PS: Pour ceux qui veulent bleufer les nanas avec la langue russe, le sms dit "La 5 éme saison de "Lost" est sortie. Vient, j'ai quelque saison" 

Source: Gizmodo


----------



## Anonyme (24 Janvier 2009)

Merci pour l'info.
Mais il me semble que seul les téléphones ayant la banque de smileys peuvent les lire.
Au japon tout les téléphones en sont équipés mais en Europe ou en Russie, c'est peu probable.


----------



## mistermagic (24 Janvier 2009)

Khyu a dit:


> Merci pour l'info.
> Mais il me semble que seul les téléphones ayant la banque de smileys peuvent les lire.
> Au japon tout les téléphones en sont équipés mais en Europe ou en Russie, c'est peu probable.

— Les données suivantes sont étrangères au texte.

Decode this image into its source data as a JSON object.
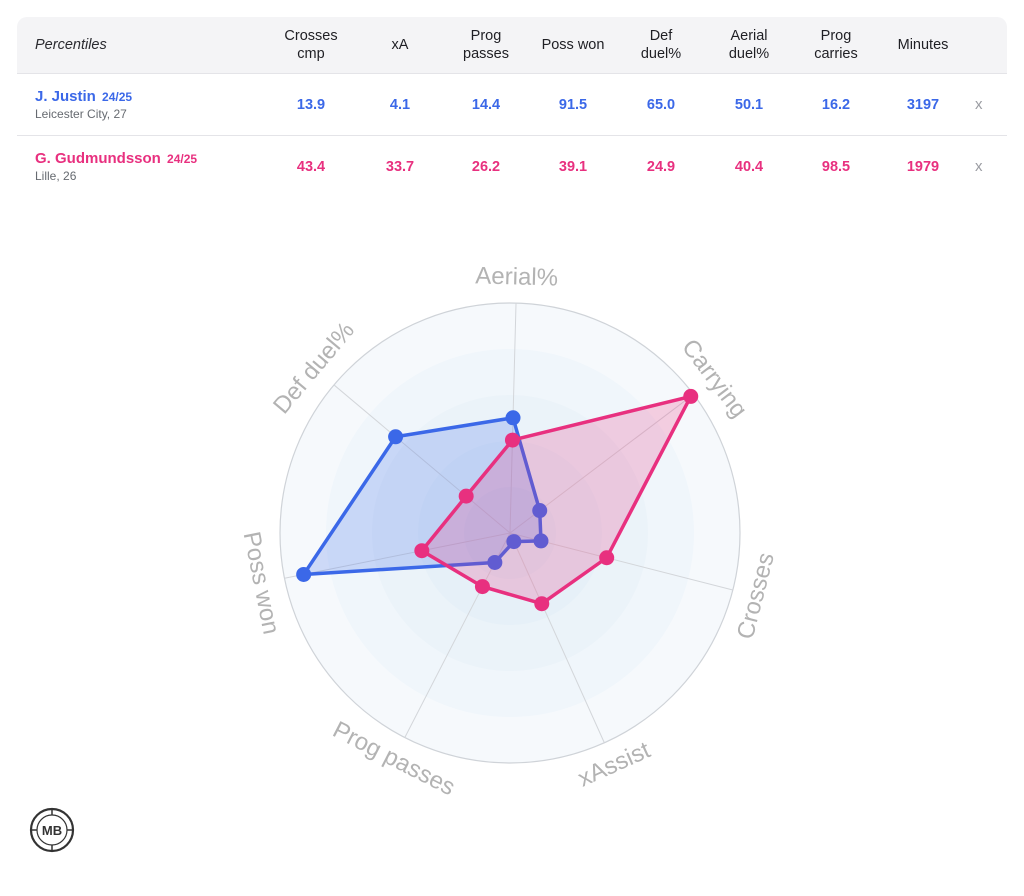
{
  "table": {
    "header_label": "Percentiles",
    "columns": [
      {
        "line1": "Crosses",
        "line2": "cmp"
      },
      {
        "line1": "xA",
        "line2": ""
      },
      {
        "line1": "Prog",
        "line2": "passes"
      },
      {
        "line1": "Poss won",
        "line2": ""
      },
      {
        "line1": "Def",
        "line2": "duel%"
      },
      {
        "line1": "Aerial",
        "line2": "duel%"
      },
      {
        "line1": "Prog",
        "line2": "carries"
      },
      {
        "line1": "Minutes",
        "line2": ""
      }
    ],
    "remove_label": "x",
    "players": [
      {
        "name": "J. Justin",
        "season": "24/25",
        "info": "Leicester City, 27",
        "color": "#3b68e8",
        "values": [
          "13.9",
          "4.1",
          "14.4",
          "91.5",
          "65.0",
          "50.1",
          "16.2",
          "3197"
        ]
      },
      {
        "name": "G. Gudmundsson",
        "season": "24/25",
        "info": "Lille, 26",
        "color": "#e8307f",
        "values": [
          "43.4",
          "33.7",
          "26.2",
          "39.1",
          "24.9",
          "40.4",
          "98.5",
          "1979"
        ]
      }
    ]
  },
  "chart_data": {
    "type": "radar",
    "range": [
      0,
      100
    ],
    "axes": [
      "Aerial%",
      "Carrying",
      "Crosses",
      "xAssist",
      "Prog passes",
      "Poss won",
      "Def duel%"
    ],
    "series": [
      {
        "name": "J. Justin",
        "color": "#3b68e8",
        "values": [
          50.1,
          16.2,
          13.9,
          4.1,
          14.4,
          91.5,
          65.0
        ]
      },
      {
        "name": "G. Gudmundsson",
        "color": "#e8307f",
        "values": [
          40.4,
          98.5,
          43.4,
          33.7,
          26.2,
          39.1,
          24.9
        ]
      }
    ]
  },
  "logo": {
    "text": "MB"
  }
}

beh moi je l'ai essayer et maintenant je possède ces emojis. je l'ai voulais depuis très longtemps! mais, le fait de qu'il fallait Jailbreacker l'iPhone pour en avoir me freinais. 
Ces image viennent de mon iPhone 3G chez moi ils fonctionnent super bien
PS: iPhone 3G acheter en Belgique. Des l'ont essayer avec les iPhones acheter içi en russie et c'est OK!


----------



## Anonyme (24 Janvier 2009)

Je me suis mal exprimé. 

Si le destinataire de tes messages ne possède pas les emoji sur son téléphone, il ne pourra pas les lire.


----------



## mistermagic (24 Janvier 2009)

Khyu a dit:


> Je me suis mal exprimé.
> 
> Si le destinataire de tes messages ne possède pas les emoji sur son téléphone, il ne pourra pas les lire.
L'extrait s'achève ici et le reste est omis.